**Major Spoilers Ahead**
Director, J.J. Abrams, was prepared for the criticism that Star Wars: The Rise of Skywalker has received before the film even hit theaters.
During a recent event hosted by Vanity Fair’s Anthony Breznican, Abrams said that he knew that "pleasing everyone" would be impossible. He explained that he appreciates those who didn't like the movie just as much as he does the fans who loved it.
"No, I’d say that they’re right," Abrams said when asked if he thinks the critics stem from a problem with fandom. "The people who love it more than anything are also right."
Abrams went on to explain that he understands the magnitude of the Star Wars franchise, and that with the rise of social media, fans have more of a voice than ever before. "We live in a moment where everything immediately seems to default to outrage," he explained. "There’s a kind of M.O. of either it’s exactly how I see it, or you’re my enemy."
His defense of the film comes after it was virtually panned on Twitter, and beyond. It currently sits at 57% on Rotten Tomatoes, which is one of the lowest scores ever for a Star Wars film. Despite the obvious disappointment in some circles, the film had a huge weekend at the box office, pulling in close to $179 million.
And while the film is poised to be a huge success, some fans can't get over Abrams' decision to rewrite Rey's origin story, especially after the lengths Rian Johnson went to subvert audience expectations in The Last Jedi. One feeling is that Abrams tried to course correct many of Johnson's decisions after some fans left The Last Jedi feeling cheated. Abrams also addressed that notion on Saturday.

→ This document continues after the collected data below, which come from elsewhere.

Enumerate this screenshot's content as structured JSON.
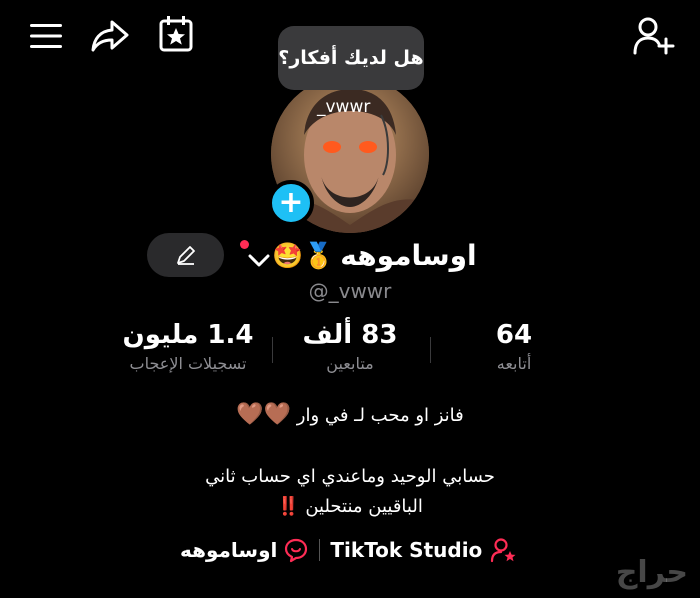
{
  "header": {
    "menu_icon": "hamburger-icon",
    "share_icon": "share-arrow-icon",
    "calendar_icon": "calendar-star-icon",
    "add_friend_icon": "add-user-icon"
  },
  "tooltip": {
    "text": "هل لديك أفكار؟"
  },
  "avatar": {
    "overlay_text": "_vwwr"
  },
  "profile": {
    "name": "اوساموهه",
    "badges": "🤩🥇",
    "handle": "@_vwwr"
  },
  "stats": [
    {
      "value": "64",
      "label": "أتابعه"
    },
    {
      "value": "83 ألف",
      "label": "متابعين"
    },
    {
      "value": "1.4 مليون",
      "label": "تسجيلات الإعجاب"
    }
  ],
  "bio": {
    "line1": "فانز او محب لـ في وار",
    "line1_emoji": "🤎🤎",
    "line2": "حسابي الوحيد وماعندي اي حساب ثاني",
    "line3": "الباقيين منتحلين",
    "line3_emoji": "‼️"
  },
  "links": {
    "studio": "TikTok Studio",
    "community": "اوساموهه"
  },
  "watermark": "حراج",
  "colors": {
    "accent": "#1ec0f5",
    "pink": "#fe2c55",
    "muted": "#8e8e93"
  }
}
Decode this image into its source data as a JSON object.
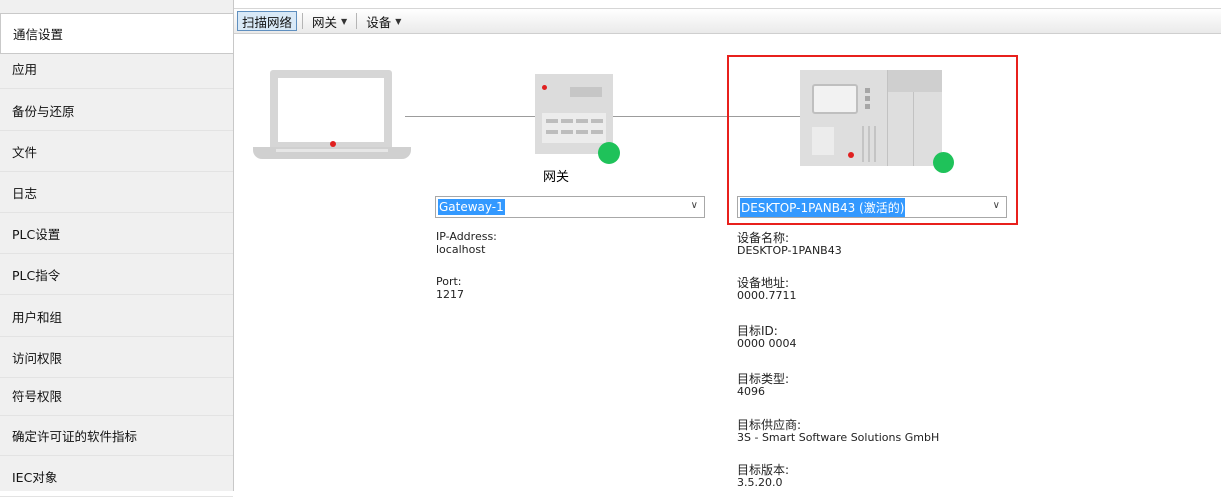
{
  "sidebar": {
    "items": [
      {
        "label": "通信设置",
        "selected": true
      },
      {
        "label": "应用"
      },
      {
        "label": "备份与还原"
      },
      {
        "label": "文件"
      },
      {
        "label": "日志"
      },
      {
        "label": "PLC设置"
      },
      {
        "label": "PLC指令"
      },
      {
        "label": "用户和组"
      },
      {
        "label": "访问权限"
      },
      {
        "label": "符号权限"
      },
      {
        "label": "确定许可证的软件指标"
      },
      {
        "label": "IEC对象"
      }
    ]
  },
  "toolbar": {
    "scan_label": "扫描网络",
    "gateway_label": "网关",
    "device_label": "设备"
  },
  "gateway": {
    "title": "网关",
    "combo_value": "Gateway-1",
    "ip_key": "IP-Address:",
    "ip_value": "localhost",
    "port_key": "Port:",
    "port_value": "1217"
  },
  "device": {
    "combo_value": "DESKTOP-1PANB43 (激活的)",
    "fields": [
      {
        "key": "设备名称:",
        "value": "DESKTOP-1PANB43"
      },
      {
        "key": "设备地址:",
        "value": "0000.7711"
      },
      {
        "key": "目标ID:",
        "value": "0000  0004"
      },
      {
        "key": "目标类型:",
        "value": "4096"
      },
      {
        "key": "目标供应商:",
        "value": "3S - Smart Software Solutions GmbH"
      },
      {
        "key": "目标版本:",
        "value": "3.5.20.0"
      }
    ]
  },
  "colors": {
    "status_online": "#1fc25a",
    "highlight_border": "#e8201c",
    "selection_blue": "#3399ff"
  }
}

"It would be a much more interesting answer if there were conflict," Abrams said. "The truth is when I was getting [The Force Awakens] up and running, I was nothing but grateful that a director and writer I admire as much as Rian was coming in to do [the next one.] Not expecting to come back to this, it was just fun to watch what was happening and get to respond to it"
He then went on to praise Johnson for the way he developed Luke Skywalker's character.
"I think for a kid to hear Luke Skywalker say I was wrong, I think is a beautiful thing," Abrams said. "And I think it’s something we could all probably do with, a little bit."